Has it really been five years? A rudimentary check of the calendar reveals that yes, indeed, the Xbox 360 is blowing out five candles on its cake this week (a task my non-slimline model will have little difficulty with once the fans get going), but it's hard to accept the fact that Microsoft's concave champion has been around for half a decade at this point.

Not, of course, that my actual Xbox 360 has lasted half a decade. Sadly, if the console's hardware is remembered for any one thing in future, it'll almost certainly be the atrocious failure rate of early versions. A large proportion of early adopters no longer have their original consoles in working order, and a hugely expensive repair programme and the eventual launch of redesigned hardware was required to salvage Microsoft's bruised reputation as a hardware vendor.

Yet even if the Red Ring of Death has now entered into gamer vernacular - and certainly won't be remembered quite as fondly as the quirks of earlier consoles, such as turning your PlayStation on its side or blowing on the cartridge pins of your SNES - it's hardly stopped the relentless march which has installed Microsoft comfortably ahead of Sony in terms of installed base.

Bluntly, that's not a position many commentators expected the company to find itself in. From the outset, it was widely agreed that the Xbox 360 was going to be a much more serious prospect than the original Xbox had been - that Microsoft's second console launch would be vastly different to its first, reflecting both the tough lessons learned from the Xbox and the strong relationships with third-party developers and publishers built in the previous half-decade.

Either expressly or tacitly, however, most people seemed to agree that the race was still Sony's to lose - and even if Microsoft had a year-long head start, and some of the noises coming out of Sony Computer Entertainment (or at least, the increasingly arrogant pronouncements of now-former PlayStation boss Ken Kutaragi) weren't entirely encouraging, it seemed inconceivable that Sony would slip up so badly as to give Microsoft a long-term lead.

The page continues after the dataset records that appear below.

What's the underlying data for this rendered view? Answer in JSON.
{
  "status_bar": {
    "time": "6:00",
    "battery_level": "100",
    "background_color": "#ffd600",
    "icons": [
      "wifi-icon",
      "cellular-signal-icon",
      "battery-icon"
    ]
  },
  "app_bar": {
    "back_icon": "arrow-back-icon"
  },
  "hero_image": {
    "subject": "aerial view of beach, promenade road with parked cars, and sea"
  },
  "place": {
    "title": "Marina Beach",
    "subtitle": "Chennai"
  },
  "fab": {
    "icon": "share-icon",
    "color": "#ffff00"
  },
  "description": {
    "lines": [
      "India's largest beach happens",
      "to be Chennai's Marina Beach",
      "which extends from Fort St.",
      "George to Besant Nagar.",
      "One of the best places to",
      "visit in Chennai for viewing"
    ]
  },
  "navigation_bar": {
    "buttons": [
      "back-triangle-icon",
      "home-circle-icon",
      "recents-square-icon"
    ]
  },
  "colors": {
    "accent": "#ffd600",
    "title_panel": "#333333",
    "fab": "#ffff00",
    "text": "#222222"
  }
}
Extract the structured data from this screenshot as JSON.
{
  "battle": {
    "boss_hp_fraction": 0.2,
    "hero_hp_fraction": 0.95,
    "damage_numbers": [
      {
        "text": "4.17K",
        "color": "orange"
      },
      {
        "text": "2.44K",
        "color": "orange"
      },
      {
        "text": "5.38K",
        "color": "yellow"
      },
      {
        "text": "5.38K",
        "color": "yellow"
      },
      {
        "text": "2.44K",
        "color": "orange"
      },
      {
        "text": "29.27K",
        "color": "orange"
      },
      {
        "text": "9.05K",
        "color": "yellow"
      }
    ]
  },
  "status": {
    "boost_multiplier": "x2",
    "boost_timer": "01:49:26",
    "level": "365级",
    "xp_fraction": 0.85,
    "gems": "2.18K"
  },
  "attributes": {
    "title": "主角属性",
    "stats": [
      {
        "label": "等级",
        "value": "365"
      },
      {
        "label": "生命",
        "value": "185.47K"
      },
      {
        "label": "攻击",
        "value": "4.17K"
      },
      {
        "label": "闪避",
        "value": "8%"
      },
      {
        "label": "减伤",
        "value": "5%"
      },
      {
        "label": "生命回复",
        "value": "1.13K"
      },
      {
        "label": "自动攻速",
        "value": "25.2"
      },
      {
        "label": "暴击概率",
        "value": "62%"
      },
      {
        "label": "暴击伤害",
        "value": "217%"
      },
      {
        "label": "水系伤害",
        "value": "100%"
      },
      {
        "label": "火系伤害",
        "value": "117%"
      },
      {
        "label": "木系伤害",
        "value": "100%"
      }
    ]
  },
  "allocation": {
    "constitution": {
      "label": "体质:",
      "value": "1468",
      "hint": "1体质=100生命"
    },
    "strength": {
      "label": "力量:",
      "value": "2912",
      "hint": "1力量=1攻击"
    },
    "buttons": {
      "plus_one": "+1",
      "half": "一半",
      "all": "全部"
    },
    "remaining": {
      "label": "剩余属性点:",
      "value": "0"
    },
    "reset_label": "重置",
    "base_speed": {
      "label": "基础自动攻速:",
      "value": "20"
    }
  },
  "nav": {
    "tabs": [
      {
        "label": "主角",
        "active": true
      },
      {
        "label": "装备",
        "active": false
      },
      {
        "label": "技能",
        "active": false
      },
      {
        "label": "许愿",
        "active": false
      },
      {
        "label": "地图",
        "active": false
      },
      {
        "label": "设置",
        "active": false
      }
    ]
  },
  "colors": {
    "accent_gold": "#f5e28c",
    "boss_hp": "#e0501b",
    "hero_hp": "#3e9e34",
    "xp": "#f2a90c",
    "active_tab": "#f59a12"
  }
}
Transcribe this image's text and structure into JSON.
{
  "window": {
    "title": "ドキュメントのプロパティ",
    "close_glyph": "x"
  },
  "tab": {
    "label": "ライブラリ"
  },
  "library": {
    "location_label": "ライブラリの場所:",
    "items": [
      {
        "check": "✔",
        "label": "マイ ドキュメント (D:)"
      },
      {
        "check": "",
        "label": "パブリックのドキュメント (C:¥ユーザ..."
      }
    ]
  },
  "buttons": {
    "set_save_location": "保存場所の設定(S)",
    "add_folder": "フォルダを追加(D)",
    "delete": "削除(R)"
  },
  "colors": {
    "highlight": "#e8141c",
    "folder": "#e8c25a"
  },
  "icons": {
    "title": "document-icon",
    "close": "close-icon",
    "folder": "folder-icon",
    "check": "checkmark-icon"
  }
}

Yet here we are, five years down the road, and the PlayStation 3 is still playing catch-up to the Xbox 360. Sometimes it erodes the lead, sometimes the gap widens, and as the installed bases both rise, the difference between them becomes less statistically significant - but from a psychological point of view, Microsoft can puff its chest out and proudly proclaim that it only took it one trial run before it produced a console that could bypass Sony's best effort.

Of course, the thing that nobody quite foresaw five years ago wasn't so much that the Xbox 360 would do well - even turning in a Sony-beating performance - but rather, the possibility that Nintendo might knock both of them into a cocked hat. That's precisely what happened, of course. Microsoft and Sony, and their respective fan-bases, love to talk about how the Wii is in decline right now, but all the flapping jaws in the world can't cover for the fact that Nintendo is still a dominant force in videogame hardware, with a commanding lead in installed base and regular top placing in monthly sales charts in key territories.